What should be the approach to tackle this “second wave”?
Dr Vijay Agarwal, said, “We should concentrate and study the variations in various sates especially Maharashtra, Kerala and Punjab. The role of mutant strains needs to be established. Vaccination is covering presently a very small percentage of our country’s population. This needs to be accelerated and the interval between the two doses can be even 8 to 12 weeks based on supply logistics. Vaccination will remain the mainstay for controlling the second wave besides people wearing masks appropriately and observing hygiene. There should be uniform rules regarding social gatherings across a state or whole country. We should discourage imposing “lockdowns”.

Dr D K Gupta, CMD, Felix Hospital, Noida (UP), said, “The poor adherence to safety protocols is driving the surge. India’s Covid-19 cases are rising because people are no longer following Covid-appropriate behaviour. Many people feel that Covid 19 is over. They attend social gatherings, social events and do not follow physical distancing. These huge crowds become super spreading events of Covid cases. We still have 75 percent susceptible populations. They don’t have antibodies. Virus is still around. Any social gathering can lead to spurt in the population.

Emergence of more infectious variants of corona virus could be another reason. Samples are being taken from clusters to look for variants and so far, there is no data to suggest the variants are more dangerous or that vaccines won’t work against them. There are 10 centers in India looking for genome sequencing. At present, 3 variants have been found from Brazil, UK and South Africa. These centers are looking for variants from random sampling and cluster study. Since this virus will continue to mutate, our main concern is – Is this variant of clinical significance? Is it more virulent? Will it have an immune escape mechanism against the vaccine efficiency?
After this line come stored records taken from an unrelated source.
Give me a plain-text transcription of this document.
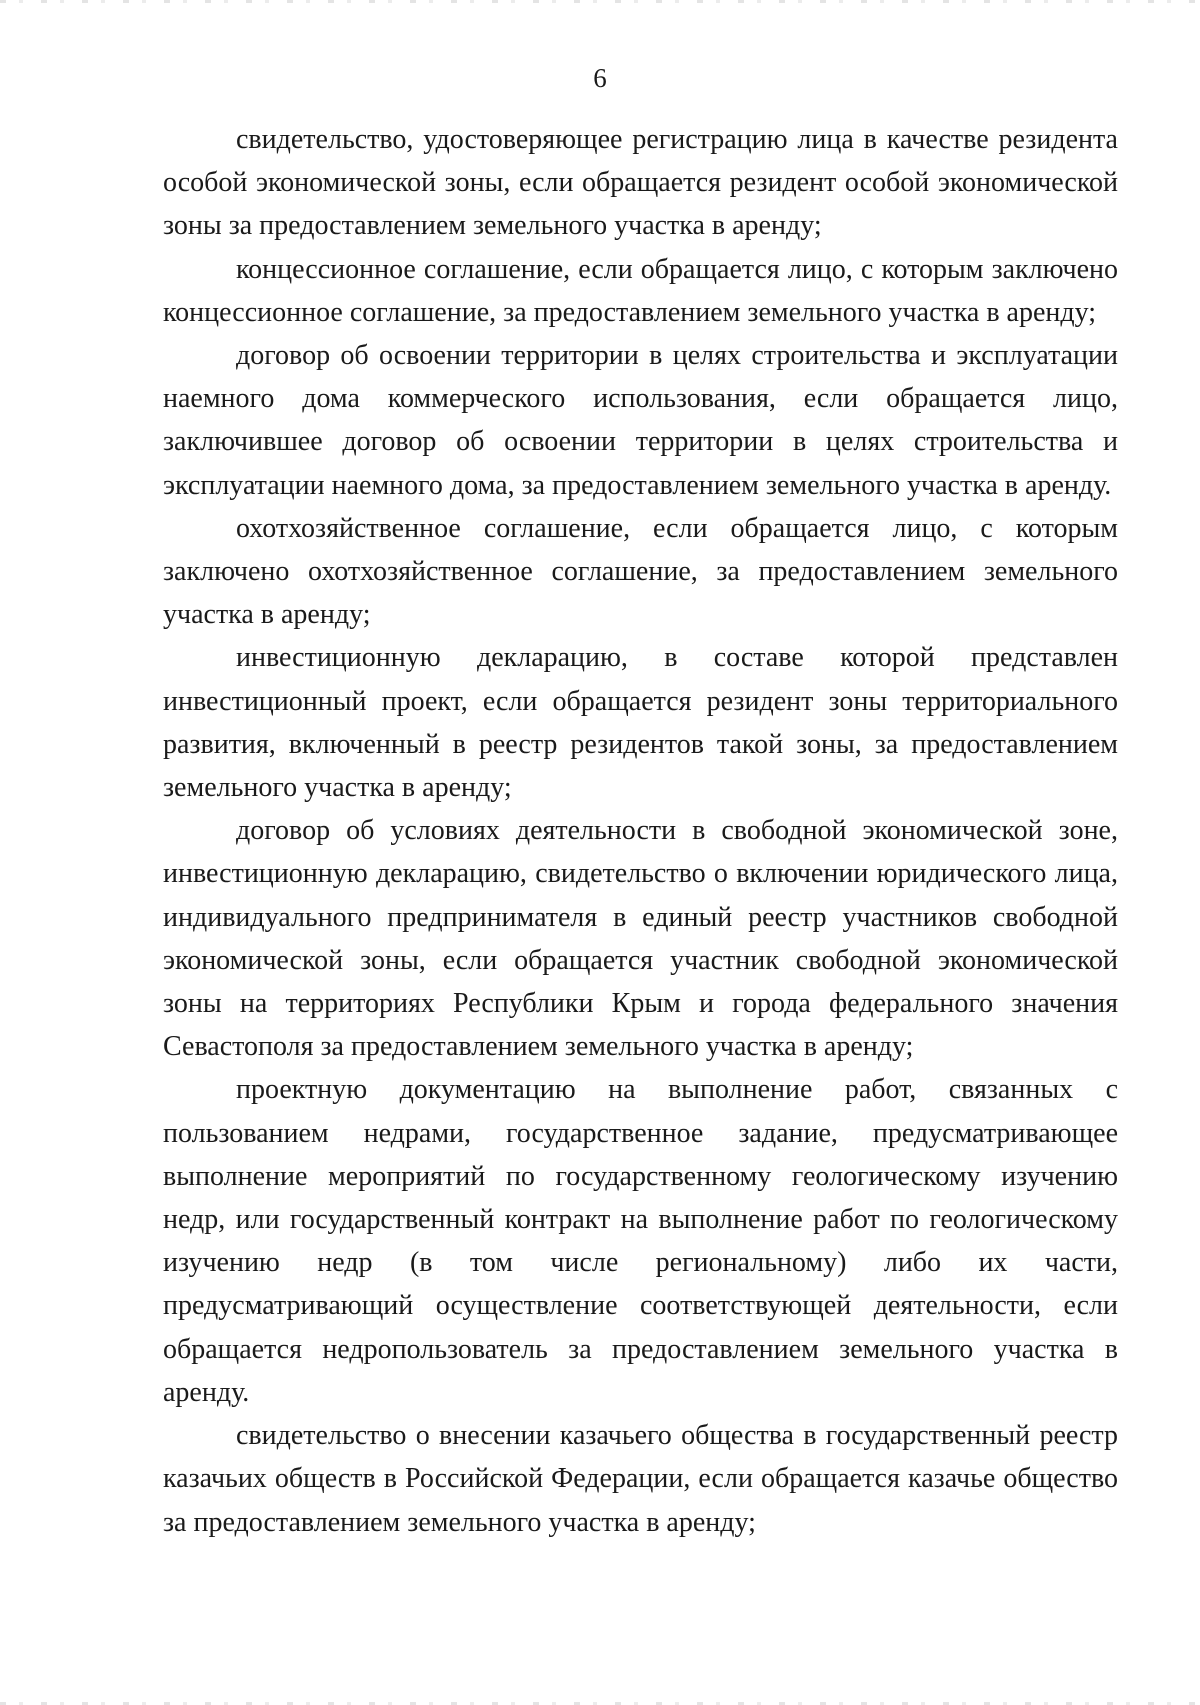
6

свидетельство, удостоверяющее регистрацию лица в качестве резидента особой экономической зоны, если обращается резидент особой экономической зоны за предоставлением земельного участка в аренду;

концессионное соглашение, если обращается лицо, с которым заключено концессионное соглашение, за предоставлением земельного участка в аренду;

договор об освоении территории в целях строительства и эксплуатации наемного дома коммерческого использования, если обращается лицо, заключившее договор об освоении территории в целях строительства и эксплуатации наемного дома, за предоставлением земельного участка в аренду.

охотхозяйственное соглашение, если обращается лицо, с которым заключено охотхозяйственное соглашение, за предоставлением земельного участка в аренду;

инвестиционную декларацию, в составе которой представлен инвестиционный проект, если обращается резидент зоны территориального развития, включенный в реестр резидентов такой зоны, за предоставлением земельного участка в аренду;

договор об условиях деятельности в свободной экономической зоне, инвестиционную декларацию, свидетельство о включении юридического лица, индивидуального предпринимателя в единый реестр участников свободной экономической зоны, если обращается участник свободной экономической зоны на территориях Республики Крым и города федерального значения Севастополя за предоставлением земельного участка в аренду;

проектную документацию на выполнение работ, связанных с пользованием недрами, государственное задание, предусматривающее выполнение мероприятий по государственному геологическому изучению недр, или государственный контракт на выполнение работ по геологическому изучению недр (в том числе региональному) либо их части, предусматривающий осуществление соответствующей деятельности, если обращается недропользователь за предоставлением земельного участка в аренду.

свидетельство о внесении казачьего общества в государственный реестр казачьих обществ в Российской Федерации, если обращается казачье общество за предоставлением земельного участка в аренду;
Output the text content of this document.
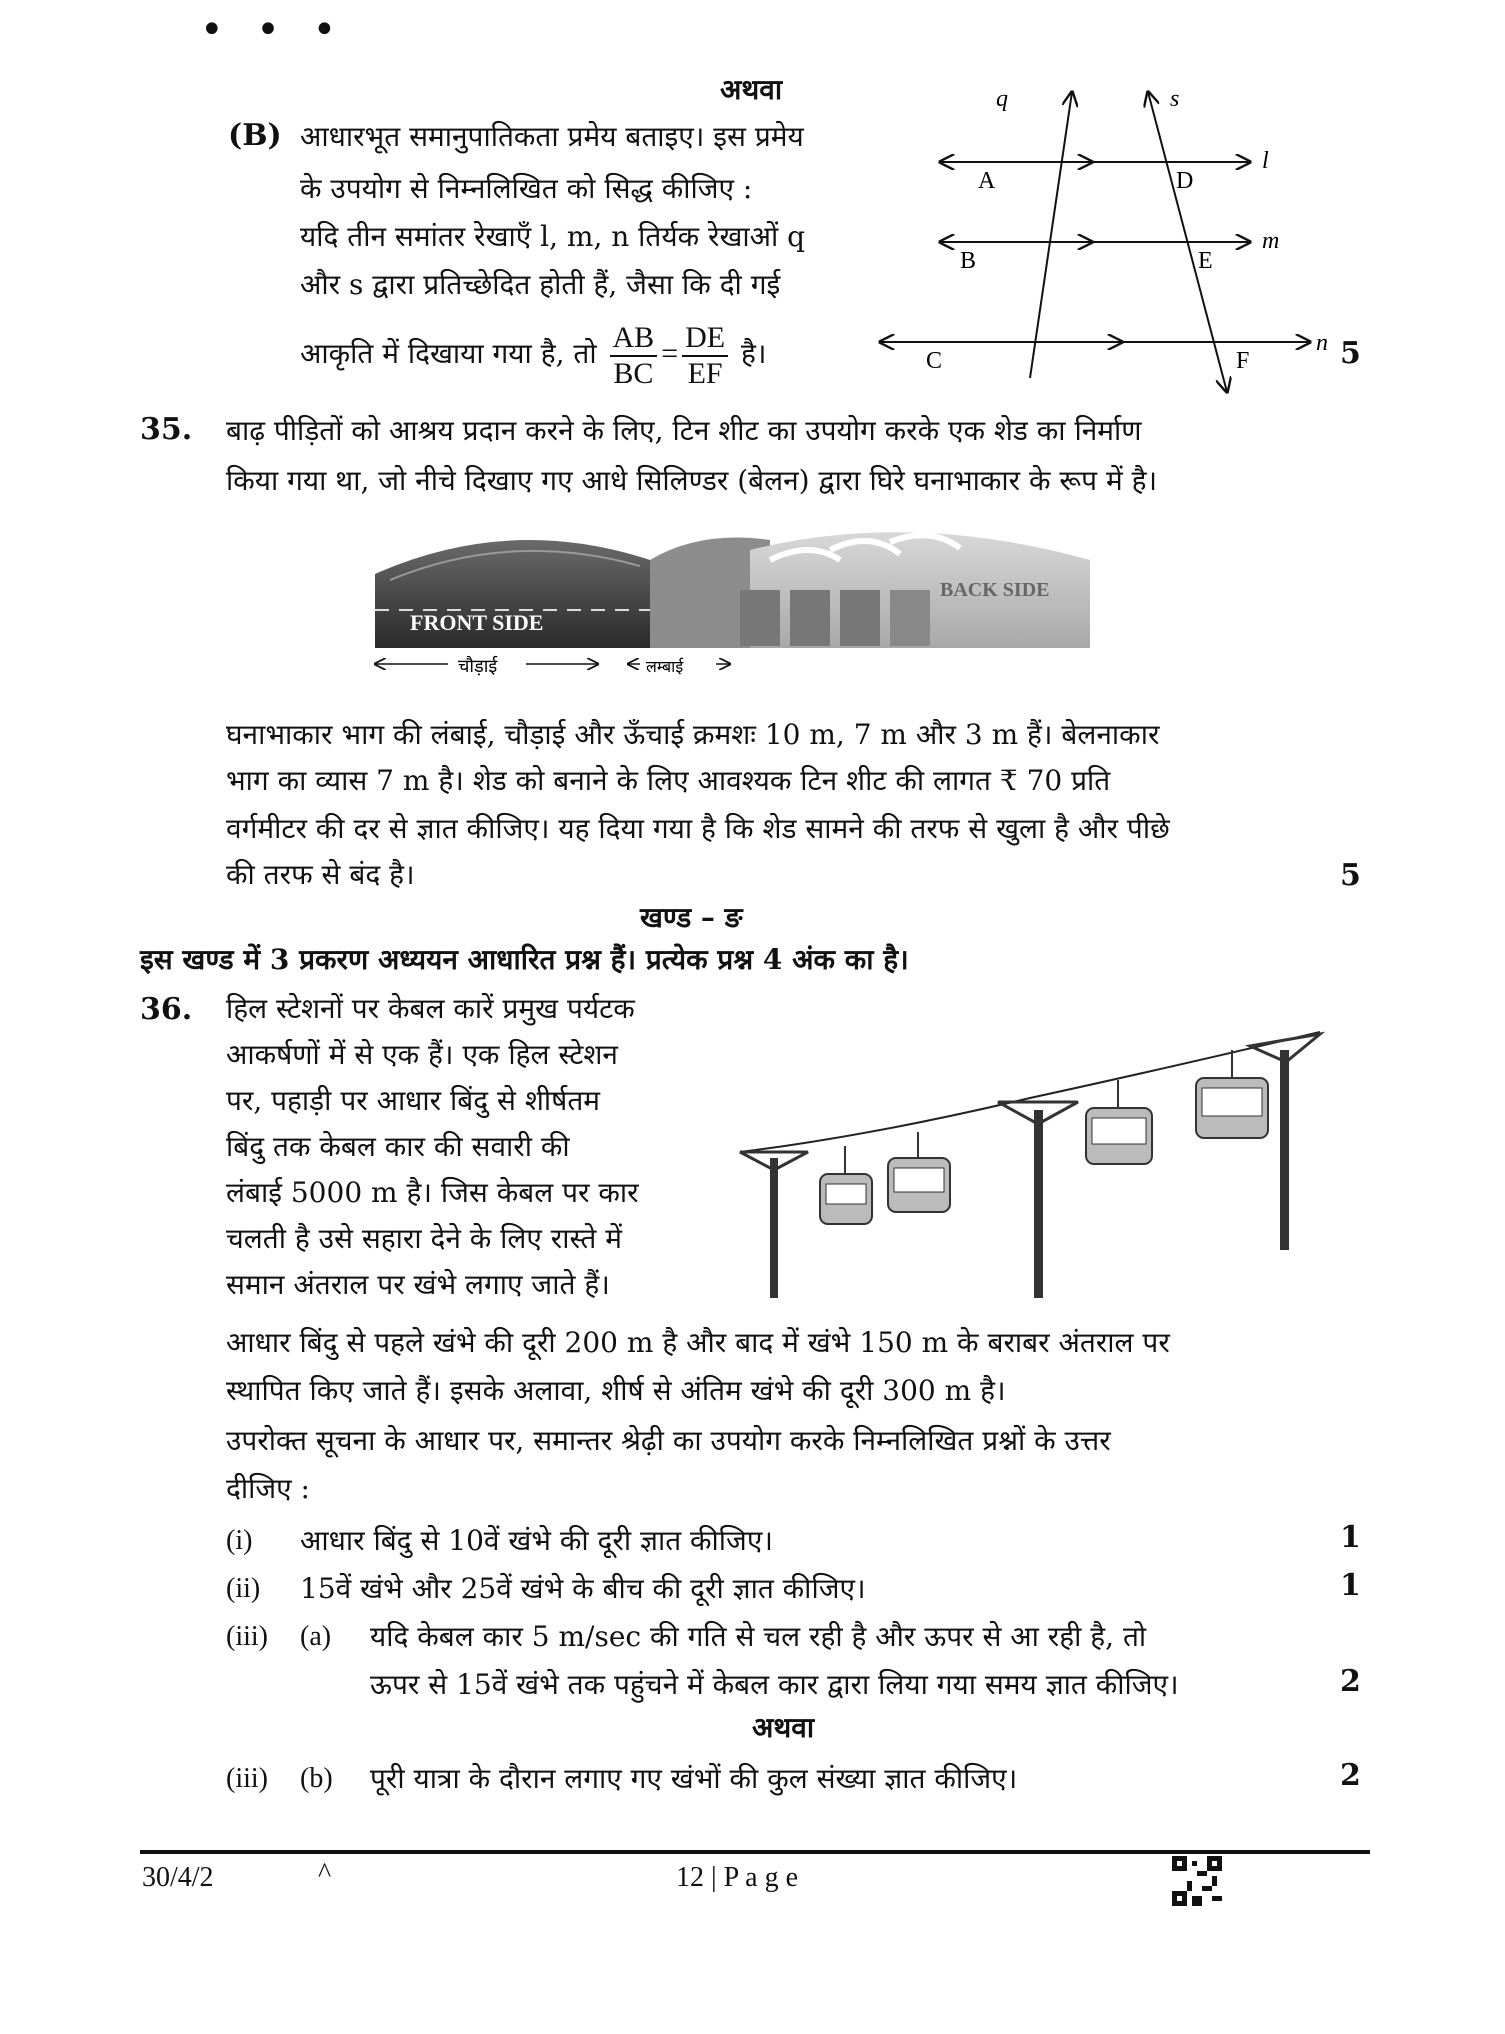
• • •
अथवा
(B) आधारभूत समानुपातिकता प्रमेय बताइए। इस प्रमेय
के उपयोग से निम्नलिखित को सिद्ध कीजिए :
यदि तीन समांतर रेखाएँ l, m, n तिर्यक रेखाओं q
और s द्वारा प्रतिच्छेदित होती हैं, जैसा कि दी गई
आकृति में दिखाया गया है, तो $\frac{AB}{BC} = \frac{DE}{EF}$ है।	5
q	s
l
m
n
A
B
C
D
E
F
35. बाढ़ पीड़ितों को आश्रय प्रदान करने के लिए, टिन शीट का उपयोग करके एक शेड का निर्माण
किया गया था, जो नीचे दिखाए गए आधे सिलिण्डर (बेलन) द्वारा घिरे घनाभाकार के रूप में है।
FRONT SIDE
BACK SIDE
चौड़ाई	लम्बाई
घनाभाकार भाग की लंबाई, चौड़ाई और ऊँचाई क्रमशः 10 m, 7 m और 3 m हैं। बेलनाकार
भाग का व्यास 7 m है। शेड को बनाने के लिए आवश्यक टिन शीट की लागत ₹ 70 प्रति
वर्गमीटर की दर से ज्ञात कीजिए। यह दिया गया है कि शेड सामने की तरफ से खुला है और पीछे
की तरफ से बंद है।	5
खण्ड – ङ
इस खण्ड में 3 प्रकरण अध्ययन आधारित प्रश्न हैं। प्रत्येक प्रश्न 4 अंक का है।
36. हिल स्टेशनों पर केबल कारें प्रमुख पर्यटक
आकर्षणों में से एक हैं। एक हिल स्टेशन
पर, पहाड़ी पर आधार बिंदु से शीर्षतम
बिंदु तक केबल कार की सवारी की
लंबाई 5000 m है। जिस केबल पर कार
चलती है उसे सहारा देने के लिए रास्ते में
समान अंतराल पर खंभे लगाए जाते हैं।
आधार बिंदु से पहले खंभे की दूरी 200 m है और बाद में खंभे 150 m के बराबर अंतराल पर
स्थापित किए जाते हैं। इसके अलावा, शीर्ष से अंतिम खंभे की दूरी 300 m है।
उपरोक्त सूचना के आधार पर, समान्तर श्रेढ़ी का उपयोग करके निम्नलिखित प्रश्नों के उत्तर
दीजिए :
(i) आधार बिंदु से 10वें खंभे की दूरी ज्ञात कीजिए।	1
(ii) 15वें खंभे और 25वें खंभे के बीच की दूरी ज्ञात कीजिए।	1
(iii) (a) यदि केबल कार 5 m/sec की गति से चल रही है और ऊपर से आ रही है, तो
ऊपर से 15वें खंभे तक पहुंचने में केबल कार द्वारा लिया गया समय ज्ञात कीजिए।	2
अथवा
(iii) (b) पूरी यात्रा के दौरान लगाए गए खंभों की कुल संख्या ज्ञात कीजिए।	2
30/4/2	^	12 | P a g e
Dr D K Gupta says that as of now, there is no data for more severe infection caused by mutant virus or vaccine not working. The poor levels/protocol for testing so far; this has allowed those with infections to remain undetected and go around spreading the disease. India need to increase the pace of vaccinates more vaccination centers in urban and rural areas. Supply of vaccine is also a key point here. Bharat Biotech Interim data shows 81 % efficacy. Vaccine will help in combating number of cases.

The emergences of new variants of the novel corona virus (SARS-CoV-2) have set off alarm bells across the world, including India. The researchers stress the importance of genome sequencing to gauge the impact of the new mutant variants. Genome sequencing is an exercise that studies changes in the structure of the virus over time. A combination of changes (mutations) in the ribonucleic acid of the virus can give birth to a new variant. The exercise is carried out only on samples that have tested positive for the virus.
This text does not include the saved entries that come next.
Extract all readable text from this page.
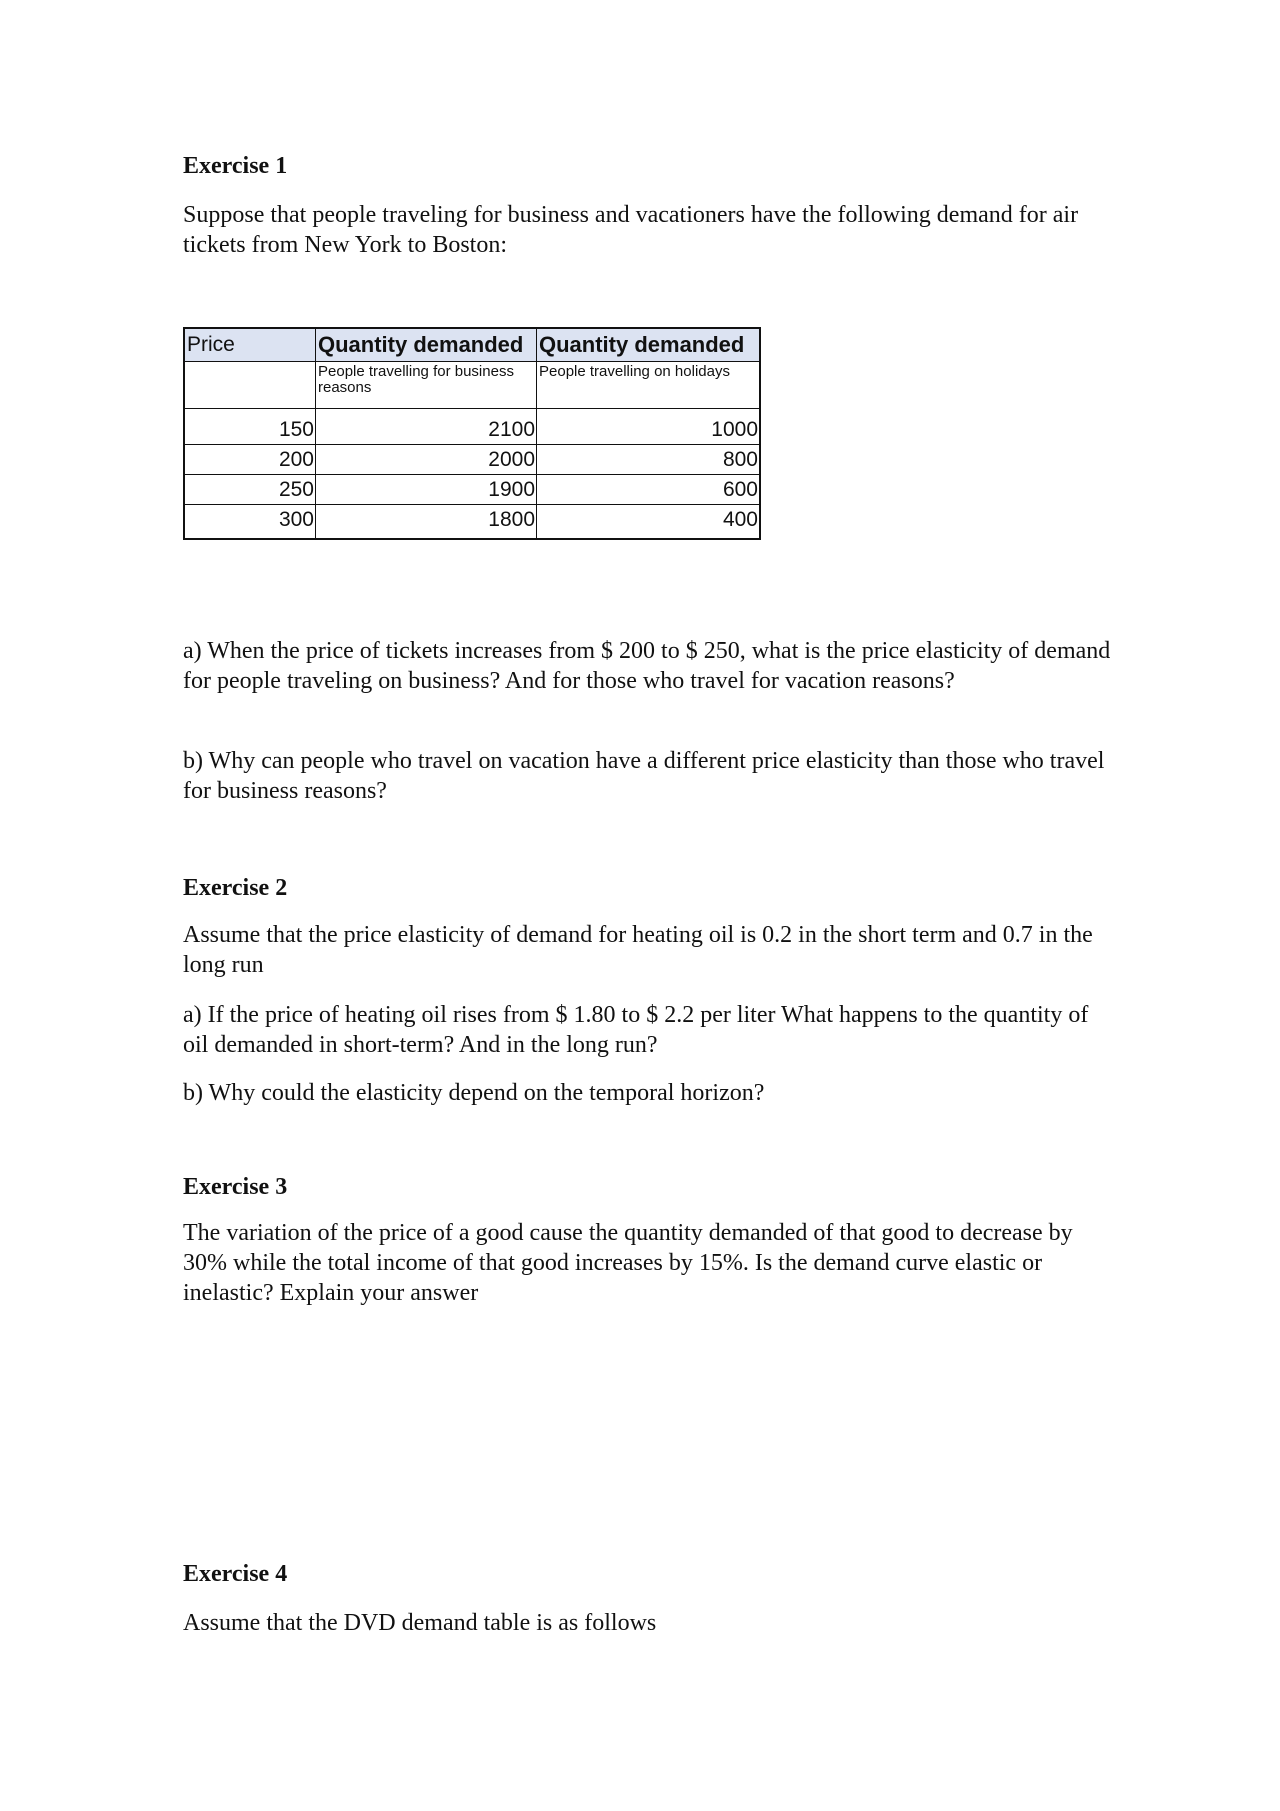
Exercise 1

Suppose that people traveling for business and vacationers have the following demand for air tickets from New York to Boston:

Price	Quantity demanded	Quantity demanded
	People travelling for business reasons	People travelling on holidays
150	2100	1000
200	2000	800
250	1900	600
300	1800	400

a) When the price of tickets increases from $ 200 to $ 250, what is the price elasticity of demand for people traveling on business? And for those who travel for vacation reasons?

b) Why can people who travel on vacation have a different price elasticity than those who travel for business reasons?

Exercise 2

Assume that the price elasticity of demand for heating oil is 0.2 in the short term and 0.7 in the long run

a) If the price of heating oil rises from $ 1.80 to $ 2.2 per liter What happens to the quantity of oil demanded in short-term? And in the long run?

b) Why could the elasticity depend on the temporal horizon?

Exercise 3

The variation of the price of a good cause the quantity demanded of that good to decrease by 30% while the total income of that good increases by 15%. Is the demand curve elastic or inelastic? Explain your answer

Exercise 4

Assume that the DVD demand table is as follows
Other countries kicked off the exercise right at the beginning of the pandemic. Given India’s significant caseload, it should have jumped on to the bandwagon quickly as well. A simple calculation, however, shows India registered 1,022,335 new Covid-19-positive cases during December, 2020-March 2021. At five per cent, the total number of sampled cases collected for sequencing should be 51,117 for the period.

Increase Speed of Vaccination.
According to Dr Ravi Wankhedkar , Past National President, Indian Medical Association, we need to urgently rework the vaccination strategy & encourage “vaccination on demand” to eligible people, high risk people, frontline workers in all fields & those interacting with large numbers everyday & exposed to risk of infection.
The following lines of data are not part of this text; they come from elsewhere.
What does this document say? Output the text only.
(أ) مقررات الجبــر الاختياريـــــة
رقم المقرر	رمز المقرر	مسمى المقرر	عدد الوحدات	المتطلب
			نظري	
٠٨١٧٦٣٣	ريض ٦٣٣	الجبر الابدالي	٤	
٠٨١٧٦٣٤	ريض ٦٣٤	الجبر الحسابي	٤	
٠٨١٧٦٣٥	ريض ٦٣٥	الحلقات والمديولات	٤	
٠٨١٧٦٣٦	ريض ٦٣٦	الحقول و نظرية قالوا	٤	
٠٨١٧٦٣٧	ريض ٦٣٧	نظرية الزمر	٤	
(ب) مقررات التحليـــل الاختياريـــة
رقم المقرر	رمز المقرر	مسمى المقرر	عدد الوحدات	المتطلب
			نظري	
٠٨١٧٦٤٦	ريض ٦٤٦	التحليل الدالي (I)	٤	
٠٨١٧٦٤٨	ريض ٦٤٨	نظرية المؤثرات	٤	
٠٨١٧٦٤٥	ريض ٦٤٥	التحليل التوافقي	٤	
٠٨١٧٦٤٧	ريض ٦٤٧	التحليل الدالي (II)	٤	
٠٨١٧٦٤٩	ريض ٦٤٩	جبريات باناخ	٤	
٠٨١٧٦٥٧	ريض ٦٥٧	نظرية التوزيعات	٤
Fortunately India is having more than adequate vaccine production capacity. Involve private health sector to increase reach of vaccination and decrease vaccine hesitancy. Allow companies, organizations, firms etc to vaccinate their workforce. Seven percent of districts in India have nearly 60% cases. Massive vaccination drive should be undertaken in these districts in a mission mode. Instead of generalised lockdowns speedy massive vaccination along with effective disease surveillance should be urgently implemented.